Department of Biomedical Engineering, Texas A&M University, College Station, Texas; Engineering Medicine Program, Texas A&M University, Houston, Texas; Center for Theoretical Biological Physics, Rice University, Houston, Texas.
Biophys J. 2023 Nov 21;122(22):4414-4424. doi: 10.1016/j.bpj.2023.10.019. Epub 2023 Oct 24.
Phenotypic adaptation is a universal feature of biological systems navigating highly variable environments. Recent empirical data support the role of memory-driven decision making in cellular systems navigating uncertain future nutrient landscapes, wherein a distinct growth phenotype emerges in fluctuating conditions. We develop a simple stochastic mathematical model to describe memory-driven cellular adaptation required for systems to optimally navigate such uncertainty. In this framework, adaptive populations traverse dynamic environments by inferring future variation from a memory of prior states, and memory capacity imposes a fundamental trade-off between the speed and accuracy of adaptation to new fluctuating environments. Our results suggest that the observed growth reductions that occur in fluctuating environments are a direct consequence of optimal decision making and result from bet hedging and occasional phenotypic-environmental mismatch. We anticipate that this modeling framework will be useful for studying the role of memory in phenotypic adaptation, including in the design of temporally varying therapies against adaptive systems.

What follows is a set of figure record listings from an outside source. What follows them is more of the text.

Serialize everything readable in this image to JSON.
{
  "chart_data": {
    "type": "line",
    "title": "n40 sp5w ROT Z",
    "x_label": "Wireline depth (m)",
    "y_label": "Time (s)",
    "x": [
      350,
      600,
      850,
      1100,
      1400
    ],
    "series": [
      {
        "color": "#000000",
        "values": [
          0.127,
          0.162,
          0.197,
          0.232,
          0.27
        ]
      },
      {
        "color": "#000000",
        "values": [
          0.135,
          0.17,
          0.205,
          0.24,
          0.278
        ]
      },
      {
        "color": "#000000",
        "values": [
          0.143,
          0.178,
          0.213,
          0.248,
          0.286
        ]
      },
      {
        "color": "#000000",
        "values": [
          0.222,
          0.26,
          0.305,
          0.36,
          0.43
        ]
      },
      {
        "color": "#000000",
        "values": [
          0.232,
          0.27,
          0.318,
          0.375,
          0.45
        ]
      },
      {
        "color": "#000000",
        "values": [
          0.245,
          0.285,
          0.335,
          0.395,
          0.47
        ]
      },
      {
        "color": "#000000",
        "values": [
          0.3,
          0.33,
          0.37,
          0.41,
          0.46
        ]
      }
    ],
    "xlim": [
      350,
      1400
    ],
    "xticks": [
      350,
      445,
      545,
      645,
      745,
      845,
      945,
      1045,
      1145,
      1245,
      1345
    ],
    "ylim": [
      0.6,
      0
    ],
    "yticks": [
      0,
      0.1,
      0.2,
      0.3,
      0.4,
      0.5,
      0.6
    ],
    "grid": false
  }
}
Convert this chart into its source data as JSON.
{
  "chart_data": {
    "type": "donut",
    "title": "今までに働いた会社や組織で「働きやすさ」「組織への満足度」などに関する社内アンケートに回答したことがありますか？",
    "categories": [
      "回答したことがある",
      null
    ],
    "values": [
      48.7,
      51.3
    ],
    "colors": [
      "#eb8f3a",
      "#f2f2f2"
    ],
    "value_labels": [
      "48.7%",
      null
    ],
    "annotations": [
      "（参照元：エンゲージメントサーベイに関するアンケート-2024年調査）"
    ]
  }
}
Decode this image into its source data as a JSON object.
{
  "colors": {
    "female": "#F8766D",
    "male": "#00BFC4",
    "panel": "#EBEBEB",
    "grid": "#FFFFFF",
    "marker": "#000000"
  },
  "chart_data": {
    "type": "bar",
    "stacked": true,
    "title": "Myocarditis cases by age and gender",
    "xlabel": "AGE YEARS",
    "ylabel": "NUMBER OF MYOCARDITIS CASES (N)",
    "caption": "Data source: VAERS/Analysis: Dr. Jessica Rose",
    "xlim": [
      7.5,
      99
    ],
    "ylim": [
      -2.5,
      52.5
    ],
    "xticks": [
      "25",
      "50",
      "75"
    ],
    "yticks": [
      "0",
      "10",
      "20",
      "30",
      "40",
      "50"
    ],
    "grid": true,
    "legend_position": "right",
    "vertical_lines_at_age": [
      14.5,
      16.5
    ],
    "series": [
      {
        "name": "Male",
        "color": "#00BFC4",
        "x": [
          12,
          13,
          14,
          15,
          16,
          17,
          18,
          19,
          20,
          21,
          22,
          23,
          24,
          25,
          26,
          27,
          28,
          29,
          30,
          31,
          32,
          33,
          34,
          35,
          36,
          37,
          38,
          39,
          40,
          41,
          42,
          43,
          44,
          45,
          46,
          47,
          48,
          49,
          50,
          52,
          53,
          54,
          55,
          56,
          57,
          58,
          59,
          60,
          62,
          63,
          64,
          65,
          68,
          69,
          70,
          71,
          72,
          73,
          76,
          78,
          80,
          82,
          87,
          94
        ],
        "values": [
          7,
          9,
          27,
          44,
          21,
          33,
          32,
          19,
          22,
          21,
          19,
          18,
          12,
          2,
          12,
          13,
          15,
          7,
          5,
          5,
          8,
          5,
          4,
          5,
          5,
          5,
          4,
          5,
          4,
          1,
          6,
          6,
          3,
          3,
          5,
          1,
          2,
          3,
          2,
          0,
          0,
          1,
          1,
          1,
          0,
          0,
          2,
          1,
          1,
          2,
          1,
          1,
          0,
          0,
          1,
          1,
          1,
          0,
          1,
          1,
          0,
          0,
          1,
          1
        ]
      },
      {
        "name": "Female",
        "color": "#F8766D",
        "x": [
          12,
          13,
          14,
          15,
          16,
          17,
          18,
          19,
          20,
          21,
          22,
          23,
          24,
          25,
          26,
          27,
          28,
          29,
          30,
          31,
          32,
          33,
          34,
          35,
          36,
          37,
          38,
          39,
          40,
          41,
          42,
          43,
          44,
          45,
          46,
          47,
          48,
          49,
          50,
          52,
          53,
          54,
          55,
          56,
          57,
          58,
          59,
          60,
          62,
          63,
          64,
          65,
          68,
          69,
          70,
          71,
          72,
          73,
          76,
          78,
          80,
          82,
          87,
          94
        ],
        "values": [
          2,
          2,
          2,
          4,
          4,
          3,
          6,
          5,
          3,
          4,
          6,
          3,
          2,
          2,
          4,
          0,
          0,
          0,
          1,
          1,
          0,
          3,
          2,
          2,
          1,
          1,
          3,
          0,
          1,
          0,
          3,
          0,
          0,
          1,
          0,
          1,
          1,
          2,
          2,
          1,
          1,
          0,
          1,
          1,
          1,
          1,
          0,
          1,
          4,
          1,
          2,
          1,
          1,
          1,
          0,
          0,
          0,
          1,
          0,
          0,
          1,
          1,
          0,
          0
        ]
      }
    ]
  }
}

表型适应是生物系统在高度变化的环境中导航的普遍特征。最近的经验数据支持记忆驱动的决策在细胞系统中导航不确定的未来营养景观中的作用,其中在波动条件下出现明显的生长表型。我们开发了一个简单的随机数学模型来描述记忆驱动的细胞适应,这对于系统在这种不确定性中最优地导航是必要的。在这个框架中,适应性群体通过从先前状态的记忆中推断未来的变化来穿越动态环境,记忆容量在适应新的波动环境的速度和准确性之间施加了一个基本的权衡。我们的结果表明,在波动环境中观察到的生长减少是最优决策的直接结果,并且是由于赌注和偶尔的表型-环境不匹配造成的。我们预计,这个建模框架将有助于研究记忆在表型适应中的作用,包括在针对自适应系统的时间变化治疗的设计中。